Bu hastalıklı anlayış bulaşıcıdır maalesef. Ondan öbürüne, bir şirketten diğerine hızla yayılır ve ortak doğruları oluverir.

Bu ortamda inovasyon yaşar mı? Filizlenir mi? Büyür mü? Tüm yaşamı etkileyen kötü virüs onlara yaşama imkanı vermez. Yenilik mi asla! Statükonun devamı elzemdir.

Toplum olarak bundan kurtulmalıyız. Kurtuluş yaşam bilimi olan pazarlamayı öğrenmektir. Pazarlamayı öğrenen satışı da öğrenir, satışı öğrenen reklamı da öğrenir, reklamı öğrenen, halkla ilişkileri de öğrenir, halkla ilişkileri öğrenen, markayı da öğrenir. Markayı öğrenen öğrendiğini unutmaz. Kalıcı olur. Değerli olur. Nasıl sonuç ama!

 

ÖN YARGIYA HAZIR MİLLET OLDUK

Birine telefon açtınız ve cevap vermedi, facede mesaj yazdınız cevap vermedi, aradınız ulaşamadınız, hemen önyargılarımız devreye giriyor ve hüküm veriveriyoruz. Küsüyoruz. İlişkiyi koparıyoruz. Başkasına çekiştiriyoruz. Kötü üstüne kötü sahneleri yazıp çiziyoruz. Yumağın ucu kaçınca işler sosyal ilişkiler sarpa sarıyor.

İletişim kültürümüz olmayınca önden yargılayıp gereği düşünüldüyü çok seviyoruz.

Olumsuz düşünmeye meyilli bir millet olduk. Empati nedir bilmiyoruz? Burada empatik iletişimi bilsek yani iletişim kültürü azıcık da olsa vücudumuza nüfuz etmiş olsa telefon açtığınız ve size cevap vermeyen kişi hakkında empatik cümleler geliştirirdiniz. Acaba meşgul olabilir mi? Hasta olabilir mi? Başına bir şey gelmiş olabilir mi? Bu sorular nasıl da rahatlatıcı cümlelerdir değil mi?

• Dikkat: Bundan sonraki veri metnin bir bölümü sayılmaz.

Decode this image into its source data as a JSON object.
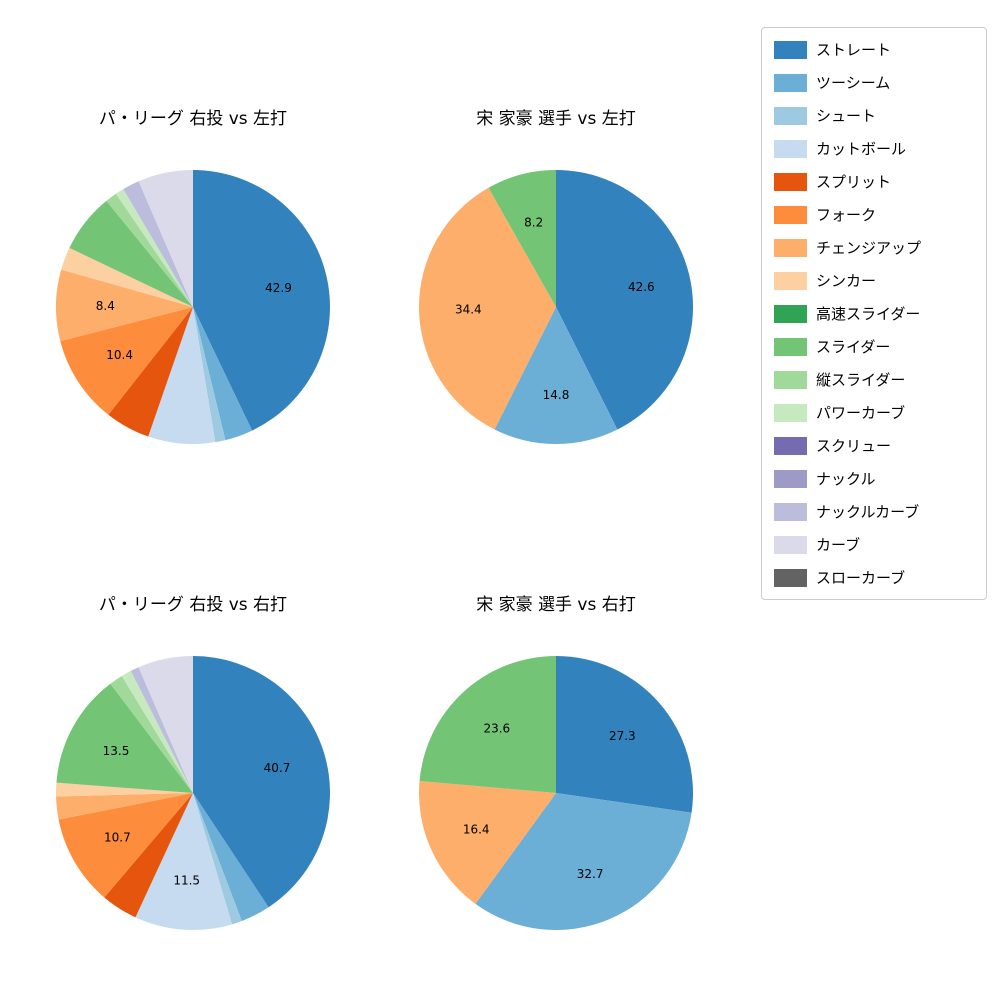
{
  "page": {
    "background": "#ffffff"
  },
  "chart_data": [
    {
      "type": "pie",
      "title": "パ・リーグ 右投 vs 左打",
      "start_angle": "top",
      "direction": "clockwise",
      "label_threshold": 8,
      "slices": [
        {
          "name": "ストレート",
          "value": 42.9,
          "color": "#3182bd"
        },
        {
          "name": "ツーシーム",
          "value": 3.3,
          "color": "#6baed6"
        },
        {
          "name": "シュート",
          "value": 1.2,
          "color": "#9ecae1"
        },
        {
          "name": "カットボール",
          "value": 7.9,
          "color": "#c6dbef"
        },
        {
          "name": "スプリット",
          "value": 5.3,
          "color": "#e6550d"
        },
        {
          "name": "フォーク",
          "value": 10.4,
          "color": "#fd8d3c"
        },
        {
          "name": "チェンジアップ",
          "value": 8.4,
          "color": "#fdae6b"
        },
        {
          "name": "シンカー",
          "value": 2.7,
          "color": "#fdd0a2"
        },
        {
          "name": "スライダー",
          "value": 7.0,
          "color": "#74c476"
        },
        {
          "name": "縦スライダー",
          "value": 1.4,
          "color": "#a1d99b"
        },
        {
          "name": "パワーカーブ",
          "value": 1.0,
          "color": "#c7e9c0"
        },
        {
          "name": "ナックルカーブ",
          "value": 2.0,
          "color": "#bcbddc"
        },
        {
          "name": "カーブ",
          "value": 6.5,
          "color": "#dadaeb"
        }
      ]
    },
    {
      "type": "pie",
      "title": "宋 家豪 選手 vs 左打",
      "start_angle": "top",
      "direction": "clockwise",
      "label_threshold": 8,
      "slices": [
        {
          "name": "ストレート",
          "value": 42.6,
          "color": "#3182bd"
        },
        {
          "name": "ツーシーム",
          "value": 14.8,
          "color": "#6baed6"
        },
        {
          "name": "チェンジアップ",
          "value": 34.4,
          "color": "#fdae6b"
        },
        {
          "name": "スライダー",
          "value": 8.2,
          "color": "#74c476"
        }
      ]
    },
    {
      "type": "pie",
      "title": "パ・リーグ 右投 vs 右打",
      "start_angle": "top",
      "direction": "clockwise",
      "label_threshold": 8,
      "slices": [
        {
          "name": "ストレート",
          "value": 40.7,
          "color": "#3182bd"
        },
        {
          "name": "ツーシーム",
          "value": 3.5,
          "color": "#6baed6"
        },
        {
          "name": "シュート",
          "value": 1.2,
          "color": "#9ecae1"
        },
        {
          "name": "カットボール",
          "value": 11.5,
          "color": "#c6dbef"
        },
        {
          "name": "スプリット",
          "value": 4.3,
          "color": "#e6550d"
        },
        {
          "name": "フォーク",
          "value": 10.7,
          "color": "#fd8d3c"
        },
        {
          "name": "チェンジアップ",
          "value": 2.7,
          "color": "#fdae6b"
        },
        {
          "name": "シンカー",
          "value": 1.6,
          "color": "#fdd0a2"
        },
        {
          "name": "スライダー",
          "value": 13.5,
          "color": "#74c476"
        },
        {
          "name": "縦スライダー",
          "value": 1.6,
          "color": "#a1d99b"
        },
        {
          "name": "パワーカーブ",
          "value": 1.2,
          "color": "#c7e9c0"
        },
        {
          "name": "ナックルカーブ",
          "value": 1.0,
          "color": "#bcbddc"
        },
        {
          "name": "カーブ",
          "value": 6.5,
          "color": "#dadaeb"
        }
      ]
    },
    {
      "type": "pie",
      "title": "宋 家豪 選手 vs 右打",
      "start_angle": "top",
      "direction": "clockwise",
      "label_threshold": 8,
      "slices": [
        {
          "name": "ストレート",
          "value": 27.3,
          "color": "#3182bd"
        },
        {
          "name": "ツーシーム",
          "value": 32.7,
          "color": "#6baed6"
        },
        {
          "name": "チェンジアップ",
          "value": 16.4,
          "color": "#fdae6b"
        },
        {
          "name": "スライダー",
          "value": 23.6,
          "color": "#74c476"
        }
      ]
    }
  ],
  "legend": {
    "position": "upper right",
    "entries": [
      {
        "label": "ストレート",
        "color": "#3182bd"
      },
      {
        "label": "ツーシーム",
        "color": "#6baed6"
      },
      {
        "label": "シュート",
        "color": "#9ecae1"
      },
      {
        "label": "カットボール",
        "color": "#c6dbef"
      },
      {
        "label": "スプリット",
        "color": "#e6550d"
      },
      {
        "label": "フォーク",
        "color": "#fd8d3c"
      },
      {
        "label": "チェンジアップ",
        "color": "#fdae6b"
      },
      {
        "label": "シンカー",
        "color": "#fdd0a2"
      },
      {
        "label": "高速スライダー",
        "color": "#31a354"
      },
      {
        "label": "スライダー",
        "color": "#74c476"
      },
      {
        "label": "縦スライダー",
        "color": "#a1d99b"
      },
      {
        "label": "パワーカーブ",
        "color": "#c7e9c0"
      },
      {
        "label": "スクリュー",
        "color": "#756bb1"
      },
      {
        "label": "ナックル",
        "color": "#9e9ac8"
      },
      {
        "label": "ナックルカーブ",
        "color": "#bcbddc"
      },
      {
        "label": "カーブ",
        "color": "#dadaeb"
      },
      {
        "label": "スローカーブ",
        "color": "#636363"
      }
    ]
  }
}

Bu empatik soruları sorabilir olsak erken hüküm vermemiş ve belki de kötü virüslerle bünyemizi sarmamış oluruz. Bu davranış emin olalım ki, en yakınımızdaki eşimize ve çocuğumuza bulaştığı zaman değişim başlayacaktır. Kültür aileden beslenir çünkü. Yani iletişim aileden başlar. Her meslek kuruluşunda da zorunlu ders olması lazımdır böyle bakınca. İşte o zaman iletişim kültürünün küçük zannedilen kelebek etkisinin kopardığı olumlu tornadoları keyifle izleyeceğiz. Sizce mümkün mü?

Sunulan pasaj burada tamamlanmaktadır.